At the state level, the NSW government this week launched a new taskforce to investigate whether the recent deaths of delivery riders in the state could have been avoided and if better protections are needed. The taskforce will be led by SafeWork NSW and Transport for NSW.
The inquiry will also inform another piece of research being conducted by the Centre for Work Health and Safety, which is examining potential regulatory reforms to improve safety in the gig economy.
In Victoria, a two-year inquiry into the on-demand workforce, led by former Fair Work Ombudsman, recommended earlier this year that the federal government take the lead on a number of significant reforms to the gig economy, including clarifying the worker status issue, a new agency to facilitate streamlined support and fast-tracked resolutions and a code of conduct.
“It was the universal view of those participating in the inquiry that any change should be led nationally.
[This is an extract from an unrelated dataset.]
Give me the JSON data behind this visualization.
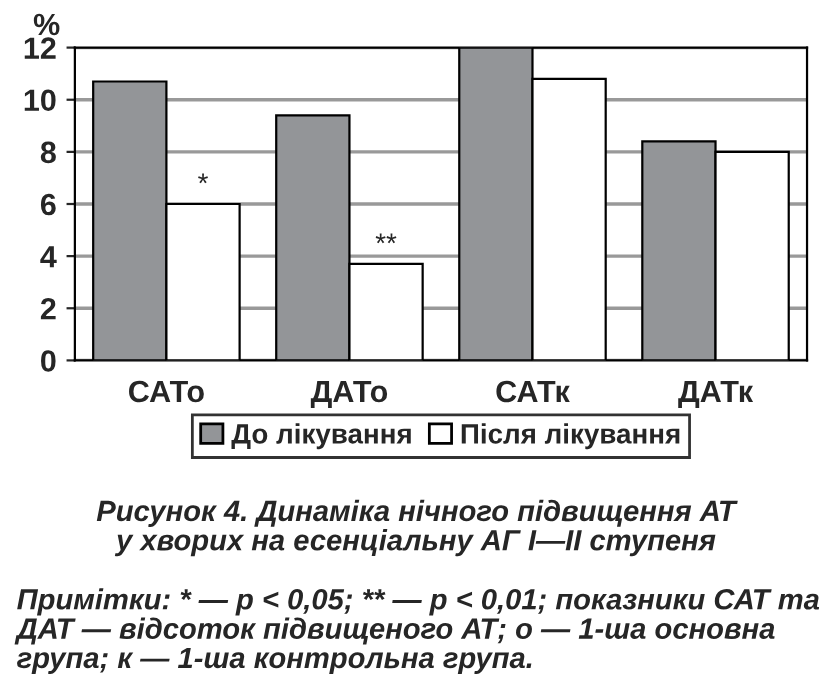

Reforms confined to a single state risk creating yet more complexity and inconsistency and could impose an unnecessary regulatory burden on national businesses,” Ms James said in the report.
“The Commonwealth is therefore best placed to deliver genuine choice, fairness and certainty for workers and business. The inquiry suggests it should grasp this opportunity to deliver the recommendations set out in this report and make balanced and fit-for-purpose revisions to the current system.”
Consultations on the final report from the inquiry closed in October, with the Victorian government now considered these and the report’s recommendations.